14 de junio 2001 - 00:00

Dependencia de Brasil

El gobierno brasileño recibió ayer al ministro de Economía, Domingo Cavallo, con un breve pero contundente trabajo donde cuantifica la importancia que tiene Brasil para el comercio exterior argentino, fundamentalmente por ser el principal comprador de las manufacturas de origen industrial (MOI) que se exportan.

Encabezados por el ministro de Hacienda, Pedro Malán, los brasileños vienen preparando desde hace varios días un informe para demostrarle a Cavallo que Brasil es el principal comprador de las exportaciones argentinas, y no cualquier tipo de productos, sino que es el principal cliente de las MOI, que son los productos que mayor valor agregado contienen.

Efectivamente, 12,5% de las exportaciones totales realizadas el año pasado correspondió a exportaciones de MOI a Brasil. Así, 47,1% de las ventas totales a Brasil del año pasado fue de productos industriales. Se trata de $ 3.300 millones que se quedarían sin mercado si se rompen las relaciones con el país vecino, ya que ni EE.UU, ni Europa demandan tanta cantidad de la Argentina.

Pero las autoridades brasile-ñas también le recuerdan al ministro argentino que, desde 1995 la Argentina registra continuamente superávit comercial con el país vecino, lo que le permite año a año compensar parcialmente los déficit constantes que se mantienen con países como EE.UU, la Unión Europea o Japón.

Indirectamente, la pregunta que sugiere el trabajo, que fue titulado «Perfil de las relaciones comerciales Argentina-Brasil», es: si se destruye el Mercosur, la Argentina ¿ dónde va a colocar los $ 6.990 millones que le exporta a Brasil? y más grave todavía, ¿a quién le venderá los $ 3.300 millones de MOI?

Manufacturas

En 2000, de un total de $ 26.378 millones de mercaderías que el país colocó en el resto del mundo, 26,5% se dirigió a Brasil. Fueron $ 6.990 millones. En cambio, la Unión Europea absorbió 17,4%, Estados Unidos 11,8% y Chile 10,1%. Pero más importante todavía, el trabajo muestra otro aspecto de la relación bilateral: 47,1% de los $ 6.990 millones que el año pasado la Argentina le vendió a Brasil, correspondió a manufacturas de origen industrial, las llamadas MOI, que son los productos que presentan mayor valor agregado y que hacen la diferencia en el comercio exterior. En cambio, en el mismo año, EE.UU sólo le compró MOI por $ 1.077 millones y la Unión Europea por $ 974 millones.

En cambio, $ 1.556 millones fueron combustibles y energía, $ 1.302 millones productos primarios y $ 839 millones manufacturas de origen agropecuario.

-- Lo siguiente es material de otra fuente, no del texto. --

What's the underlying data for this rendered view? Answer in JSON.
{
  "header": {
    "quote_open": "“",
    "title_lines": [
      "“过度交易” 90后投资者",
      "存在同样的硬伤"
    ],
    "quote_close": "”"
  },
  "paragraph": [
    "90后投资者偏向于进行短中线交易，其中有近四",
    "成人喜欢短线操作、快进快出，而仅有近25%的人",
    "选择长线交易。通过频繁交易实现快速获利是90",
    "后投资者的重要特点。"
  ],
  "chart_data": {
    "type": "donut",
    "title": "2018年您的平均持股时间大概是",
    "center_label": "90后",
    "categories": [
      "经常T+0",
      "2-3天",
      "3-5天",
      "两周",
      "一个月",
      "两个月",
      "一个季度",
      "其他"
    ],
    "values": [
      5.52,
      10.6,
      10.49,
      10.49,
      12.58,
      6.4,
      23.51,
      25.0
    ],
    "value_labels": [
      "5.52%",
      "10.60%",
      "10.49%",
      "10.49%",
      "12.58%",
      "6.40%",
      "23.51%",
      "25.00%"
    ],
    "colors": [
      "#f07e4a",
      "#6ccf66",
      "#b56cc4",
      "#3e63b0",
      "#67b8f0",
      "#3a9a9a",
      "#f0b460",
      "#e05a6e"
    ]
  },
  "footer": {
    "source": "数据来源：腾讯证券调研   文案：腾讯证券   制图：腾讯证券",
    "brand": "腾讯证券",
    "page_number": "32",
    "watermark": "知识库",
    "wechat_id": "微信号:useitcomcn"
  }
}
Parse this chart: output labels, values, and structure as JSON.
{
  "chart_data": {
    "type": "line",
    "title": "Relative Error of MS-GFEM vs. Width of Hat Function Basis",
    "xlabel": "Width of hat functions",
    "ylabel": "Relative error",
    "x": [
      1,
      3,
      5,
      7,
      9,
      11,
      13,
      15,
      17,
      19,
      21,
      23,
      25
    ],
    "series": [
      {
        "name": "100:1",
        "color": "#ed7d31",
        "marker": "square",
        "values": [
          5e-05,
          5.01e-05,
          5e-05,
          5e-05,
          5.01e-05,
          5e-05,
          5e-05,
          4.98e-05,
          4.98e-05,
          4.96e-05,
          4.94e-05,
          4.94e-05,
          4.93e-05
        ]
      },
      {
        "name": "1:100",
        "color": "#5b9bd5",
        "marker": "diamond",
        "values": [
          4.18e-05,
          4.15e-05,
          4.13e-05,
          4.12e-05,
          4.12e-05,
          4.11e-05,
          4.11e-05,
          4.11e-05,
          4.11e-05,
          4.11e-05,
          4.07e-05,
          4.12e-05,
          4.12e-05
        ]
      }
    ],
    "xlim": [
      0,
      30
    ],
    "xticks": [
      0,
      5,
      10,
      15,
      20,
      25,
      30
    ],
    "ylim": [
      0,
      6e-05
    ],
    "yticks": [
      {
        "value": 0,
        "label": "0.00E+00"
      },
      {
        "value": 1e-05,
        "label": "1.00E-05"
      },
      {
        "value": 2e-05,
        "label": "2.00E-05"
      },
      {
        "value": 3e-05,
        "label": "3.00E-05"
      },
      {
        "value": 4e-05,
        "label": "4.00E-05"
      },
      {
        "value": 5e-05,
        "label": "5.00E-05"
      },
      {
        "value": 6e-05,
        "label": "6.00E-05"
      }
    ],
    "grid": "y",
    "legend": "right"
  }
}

Si se computan las MOI que Argentina exporta anualmente, 40,2% de las mismas se dirigen a Brasil, 13,1% a EE.UU, 11,9% a la Unión Europea y 34,8% al resto de los países con los cuales la Argentina mantiene relación comercial.

Balanza

El segundo punto en que hace hincapié el trabajo que recibió Cavallo son los resultados comerciales: desde 1995, todos los años la balanza comercial bilateral se inclinó a favor de la Argentina. «Incluso en 1999, a pesar de las numerosas proyecciones sobre la inundación de productos brasileños en la Argentina por la devaluación del real, ese superávit se confirmó y favoreció en $ 448 millones a la Argentina», recuerda el informe, que si bien apenas contiene siete páginas, resulta muy ilustrativo. Incluso en el primer cuatrimestre del año, el saldo a favor de la Argentina fue casi el doble del saldo conseguido en igual período del año pasado.

El trabajo deja cuenta también que el saldo comercial que la Argentina mantiene casi sistemáticamente con Brasil es fundamental para compensar al menos parcialmente los significativos déficit con otros países. Efectivamente, el año pasado, la Argentina mantuvo un superávit de $ 547 millones con Brasil, pero a la vez registró déficit por $ 1.620 millones con EE.UU, $ 1.093 millones con la Unión Europea y $ 607 millones con Japón.